As stated in the article, Online Title Loans: A New Wave of Internet Spam, Many larger lenders are now following the strategy of creating multiple web sites all listed under different company names in order to give potential customers the feeling of competition. This may not be illegal right now but it is downright dishonest, and potential customers get an inaccurate view of the options in the market.

This trend could be tracked by to the initial years when online payday loans first entered the market. The paved the way for excessive spamming, triggering Google to manually review all top 10 listings to ensure they were authentic and owned by different companies. By the time Google managed to crack down the activities on Online Payday Loans, Online Title Loans quickly followed suit. It is currently reported that they are making use of Yelp and similar other review sites online.

Leading experts are now claiming that when searching in Yelp for Online Title Loans in places like South Florida, around 60 to 70 percent of all listings lead to just one online lender.

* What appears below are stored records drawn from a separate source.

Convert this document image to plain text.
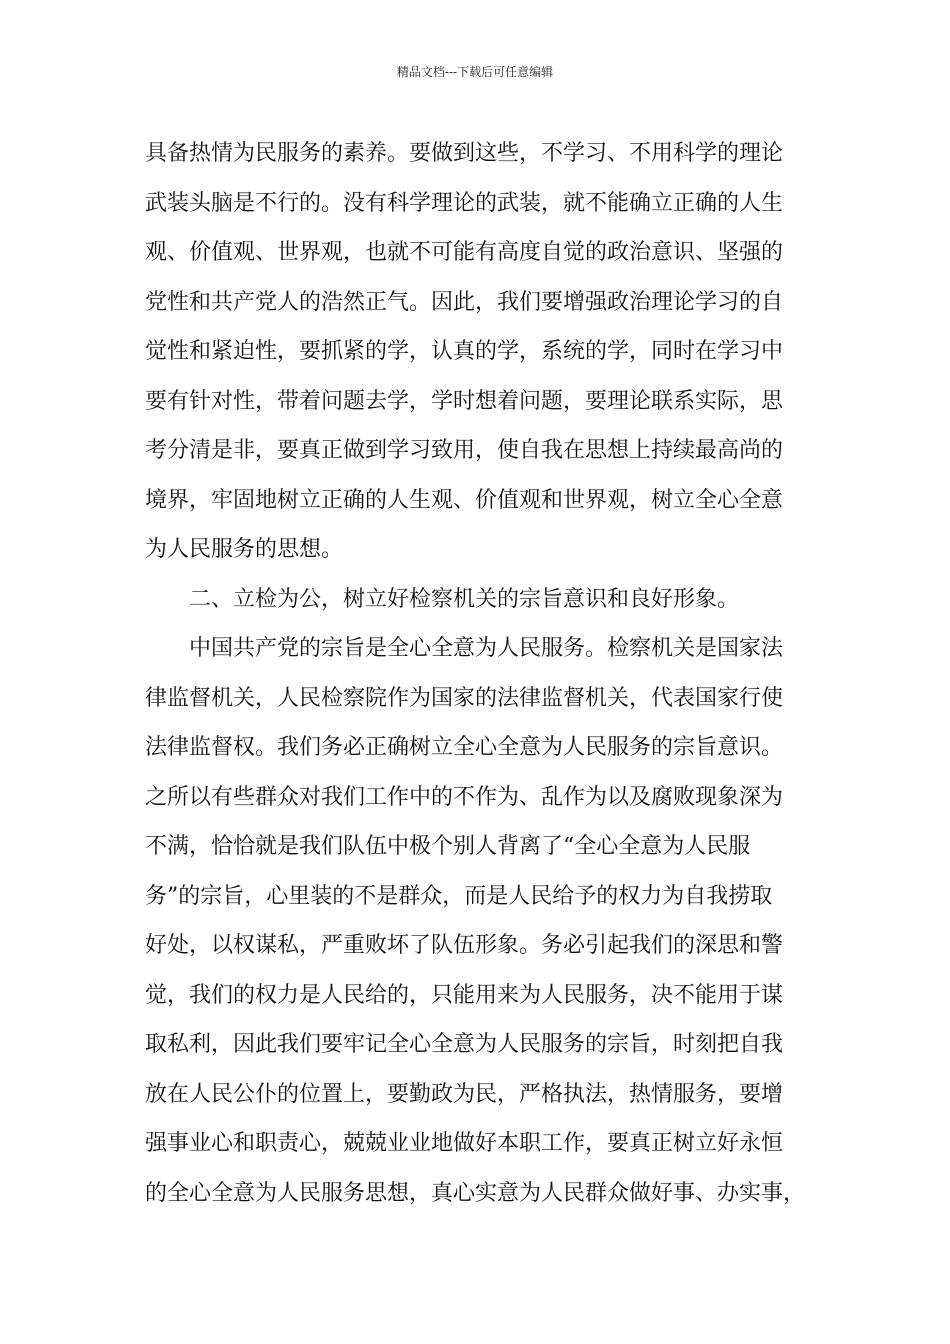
精品文档---下载后可任意编辑
具备热情为民服务的素养。要做到这些，不学习、不用科学的理论
武装头脑是不行的。没有科学理论的武装，就不能确立正确的人生
观、价值观、世界观，也就不可能有高度自觉的政治意识、坚强的
党性和共产党人的浩然正气。因此，我们要增强政治理论学习的自
觉性和紧迫性，要抓紧的学，认真的学，系统的学，同时在学习中
要有针对性，带着问题去学，学时想着问题，要理论联系实际，思
考分清是非，要真正做到学习致用，使自我在思想上持续最高尚的
境界，牢固地树立正确的人生观、价值观和世界观，树立全心全意
为人民服务的思想。
二、立检为公，树立好检察机关的宗旨意识和良好形象。
中国共产党的宗旨是全心全意为人民服务。检察机关是国家法
律监督机关，人民检察院作为国家的法律监督机关，代表国家行使
法律监督权。我们务必正确树立全心全意为人民服务的宗旨意识。
之所以有些群众对我们工作中的不作为、乱作为以及腐败现象深为
不满，恰恰就是我们队伍中极个别人背离了“全心全意为人民服
务”的宗旨，心里装的不是群众，而是人民给予的权力为自我捞取
好处，以权谋私，严重败坏了队伍形象。务必引起我们的深思和警
觉，我们的权力是人民给的，只能用来为人民服务，决不能用于谋
取私利，因此我们要牢记全心全意为人民服务的宗旨，时刻把自我
放在人民公仆的位置上，要勤政为民，严格执法，热情服务，要增
强事业心和职责心，兢兢业业地做好本职工作，要真正树立好永恒
的全心全意为人民服务思想，真心实意为人民群众做好事、办实事，
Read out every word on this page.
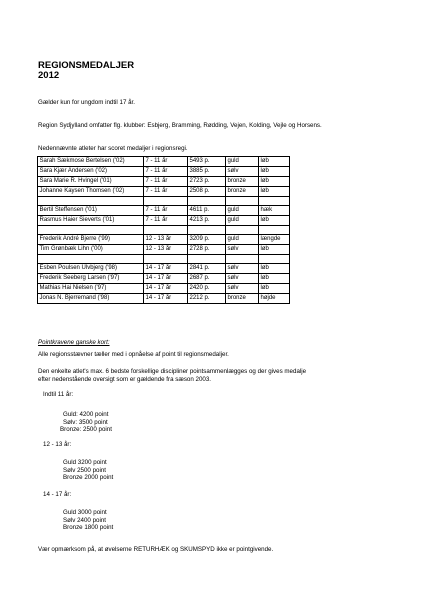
REGIONSMEDALJER
2012
Gælder kun for ungdom indtil 17 år.
Region Sydjylland omfatter flg. klubber: Esbjerg, Bramming, Rødding, Vejen, Kolding, Vejle og Horsens.
Nedennævnte atleter har scoret medaljer i regionsregi.
Sarah Sækmose Bertelsen ('02)	7 - 11 år	5493 p.	guld	løb
Sara Kjær Andersen ('02)	7 - 11 år	3885 p.	sølv	løb
Sara Marie R. Hvingel ('01)	7 - 11 år	2723 p.	bronze	løb
Johanne Kaysen Thomsen ('02)	7 - 11 år	2508 p.	bronze	løb

Bertil Steffensen ('01)	7 - 11 år	4611 p.	guld	hæk
Rasmus Haier Sieverts ('01)	7 - 11 år	4213 p.	guld	løb

Frederik André Bjerre ('99)	12 - 13 år	3209 p.	guld	længde
Tim Grønbæk Lihn ('00)	12 - 13 år	2728 p.	sølv	løb

Esben Poulsen Ulvbjerg ('98)	14 - 17 år	2841 p.	sølv	løb
Frederik Seeberg Larsen ('97)	14 - 17 år	2687 p.	sølv	løb
Mathias Hai Nielsen ('97)	14 - 17 år	2420 p.	sølv	løb
Jonas N. Bjerremand ('98)	14 - 17 år	2212 p.	bronze	højde
Pointkravene ganske kort:
Alle regionsstævner tæller med i opnåelse af point til regionsmedaljer.
Den enkelte atlet's max. 6 bedste forskellige discipliner pointsammenlægges og der gives medalje
efter nedenstående oversigt som er gældende fra sæson 2003.
Indtil 11 år:
Guld: 4200 point
Sølv: 3500 point
Bronze: 2500 point
12 - 13 år:
Guld 3200 point
Sølv 2500 point
Bronze 2000 point
14 - 17 år:
Guld 3000 point
Sølv 2400 point
Bronze 1800 point
Vær opmærksom på, at øvelserne RETURHÆK og SKUMSPYD ikke er pointgivende.
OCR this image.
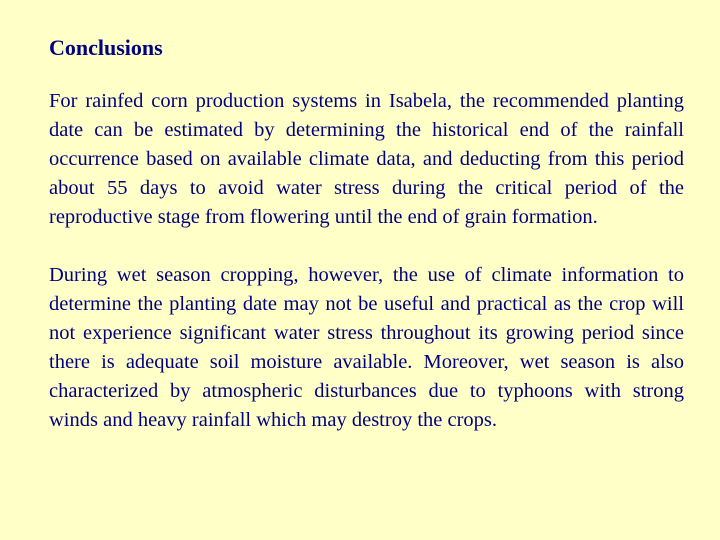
Conclusions

For rainfed corn production systems in Isabela, the recommended planting date can be estimated by determining the historical end of the rainfall occurrence based on available climate data, and deducting from this period about 55 days to avoid water stress during the critical period of the reproductive stage from flowering until the end of grain formation.

During wet season cropping, however, the use of climate information to determine the planting date may not be useful and practical as the crop will not experience significant water stress throughout its growing period since there is adequate soil moisture available. Moreover, wet season is also characterized by atmospheric disturbances due to typhoons with strong winds and heavy rainfall which may destroy the crops.
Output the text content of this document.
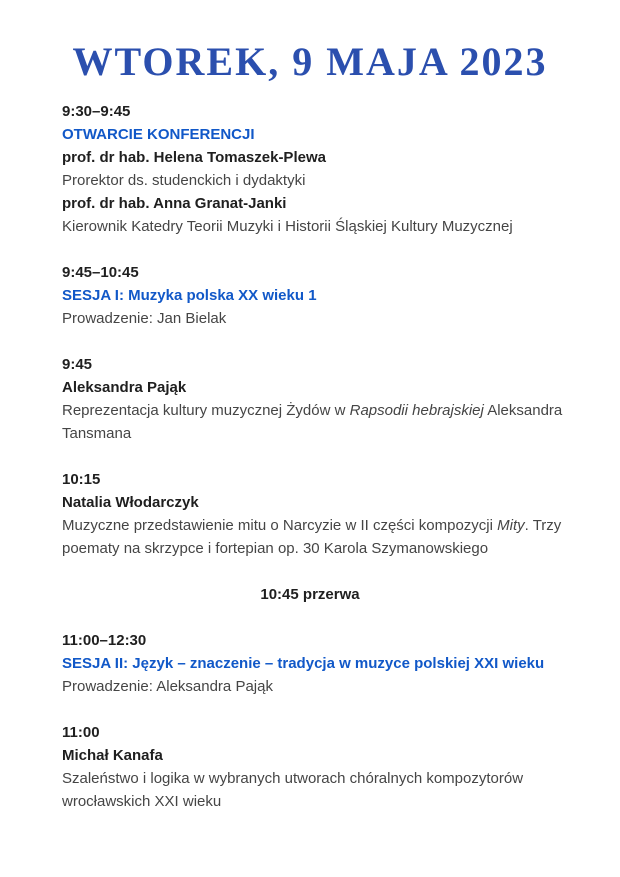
WTOREK, 9 MAJA 2023

9:30–9:45

OTWARCIE KONFERENCJI

prof. dr hab. Helena Tomaszek-Plewa

Prorektor ds. studenckich i dydaktyki

prof. dr hab. Anna Granat-Janki

Kierownik Katedry Teorii Muzyki i Historii Śląskiej Kultury Muzycznej

9:45–10:45

SESJA I: Muzyka polska XX wieku 1

Prowadzenie: Jan Bielak

9:45

Aleksandra Pająk

Reprezentacja kultury muzycznej Żydów w Rapsodii hebrajskiej Aleksandra Tansmana

10:15

Natalia Włodarczyk

Muzyczne przedstawienie mitu o Narcyzie w II części kompozycji Mity. Trzy poematy na skrzypce i fortepian op. 30 Karola Szymanowskiego

10:45 przerwa

11:00–12:30

SESJA II: Język – znaczenie – tradycja w muzyce polskiej XXI wieku

Prowadzenie: Aleksandra Pająk

11:00

Michał Kanafa

Szaleństwo i logika w wybranych utworach chóralnych kompozytorów wrocławskich XXI wieku
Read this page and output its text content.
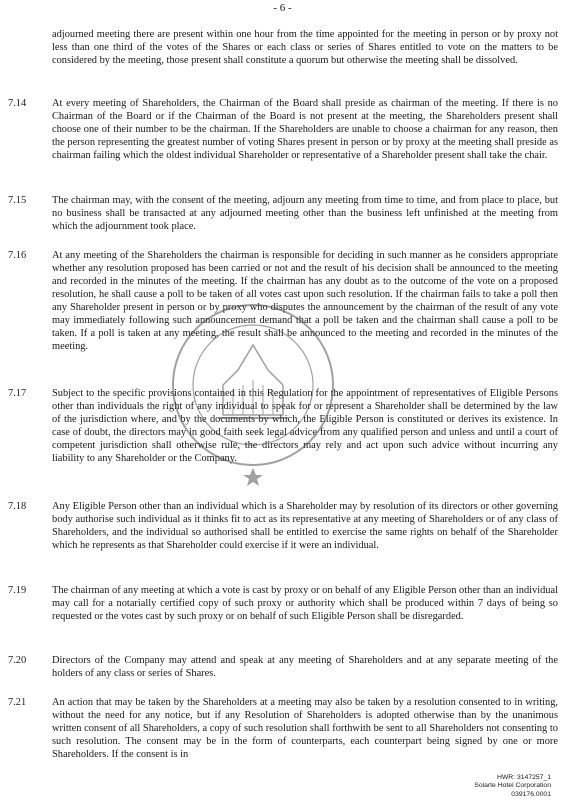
- 6 -
adjourned meeting there are present within one hour from the time appointed for the meeting in person or by proxy not less than one third of the votes of the Shares or each class or series of Shares entitled to vote on the matters to be considered by the meeting, those present shall constitute a quorum but otherwise the meeting shall be dissolved.
7.14	At every meeting of Shareholders, the Chairman of the Board shall preside as chairman of the meeting. If there is no Chairman of the Board or if the Chairman of the Board is not present at the meeting, the Shareholders present shall choose one of their number to be the chairman. If the Shareholders are unable to choose a chairman for any reason, then the person representing the greatest number of voting Shares present in person or by proxy at the meeting shall preside as chairman failing which the oldest individual Shareholder or representative of a Shareholder present shall take the chair.
7.15	The chairman may, with the consent of the meeting, adjourn any meeting from time to time, and from place to place, but no business shall be transacted at any adjourned meeting other than the business left unfinished at the meeting from which the adjournment took place.
7.16	At any meeting of the Shareholders the chairman is responsible for deciding in such manner as he considers appropriate whether any resolution proposed has been carried or not and the result of his decision shall be announced to the meeting and recorded in the minutes of the meeting. If the chairman has any doubt as to the outcome of the vote on a proposed resolution, he shall cause a poll to be taken of all votes cast upon such resolution. If the chairman fails to take a poll then any Shareholder present in person or by proxy who disputes the announcement by the chairman of the result of any vote may immediately following such announcement demand that a poll be taken and the chairman shall cause a poll to be taken. If a poll is taken at any meeting, the result shall be announced to the meeting and recorded in the minutes of the meeting.
7.17	Subject to the specific provisions contained in this Regulation for the appointment of representatives of Eligible Persons other than individuals the right of any individual to speak for or represent a Shareholder shall be determined by the law of the jurisdiction where, and by the documents by which, the Eligible Person is constituted or derives its existence. In case of doubt, the directors may in good faith seek legal advice from any qualified person and unless and until a court of competent jurisdiction shall otherwise rule, the directors may rely and act upon such advice without incurring any liability to any Shareholder or the Company.
7.18	Any Eligible Person other than an individual which is a Shareholder may by resolution of its directors or other governing body authorise such individual as it thinks fit to act as its representative at any meeting of Shareholders or of any class of Shareholders, and the individual so authorised shall be entitled to exercise the same rights on behalf of the Shareholder which he represents as that Shareholder could exercise if it were an individual.
7.19	The chairman of any meeting at which a vote is cast by proxy or on behalf of any Eligible Person other than an individual may call for a notarially certified copy of such proxy or authority which shall be produced within 7 days of being so requested or the votes cast by such proxy or on behalf of such Eligible Person shall be disregarded.
7.20	Directors of the Company may attend and speak at any meeting of Shareholders and at any separate meeting of the holders of any class or series of Shares.
7.21	An action that may be taken by the Shareholders at a meeting may also be taken by a resolution consented to in writing, without the need for any notice, but if any Resolution of Shareholders is adopted otherwise than by the unanimous written consent of all Shareholders, a copy of such resolution shall forthwith be sent to all Shareholders not consenting to such resolution. The consent may be in the form of counterparts, each counterpart being signed by one or more Shareholders. If the consent is in
HWR: 3147257_1
Solarte Hotel Corporation
039176.0001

One of the major reasons for incessant spams like these is due to affiliate commissions. With third party web sites getting massive revenue for recommending a lender to potential customers and converting them, webmasters are going all the way to create multiple websites with different names just to recommend one particular lender.

Another common reason for spam is the online lenders themselves. Most lenders are now reported to create multiple internet businesses with different names and provide fake physical addresses. This gives one business the opportunity to create multiple listings and sells it to dominate the market. While many frown upon this practice, nothing much could be done about it because it is not exactly illegal.

Borrowers are now perversely misled by all the massive spam and faulty advertising. Consumers are not given an inaccurate view of the market and being lied to. It has also posed a great threat to personal security of users. There are now widespread incidences of hackers infiltrating these sites and access high security details from unsuspecting borrowers.

Leading experts are now recommending intense verification processes by crowd sourced review web sites like Yelp and search engines like Google, Bing, Yahoo, etc.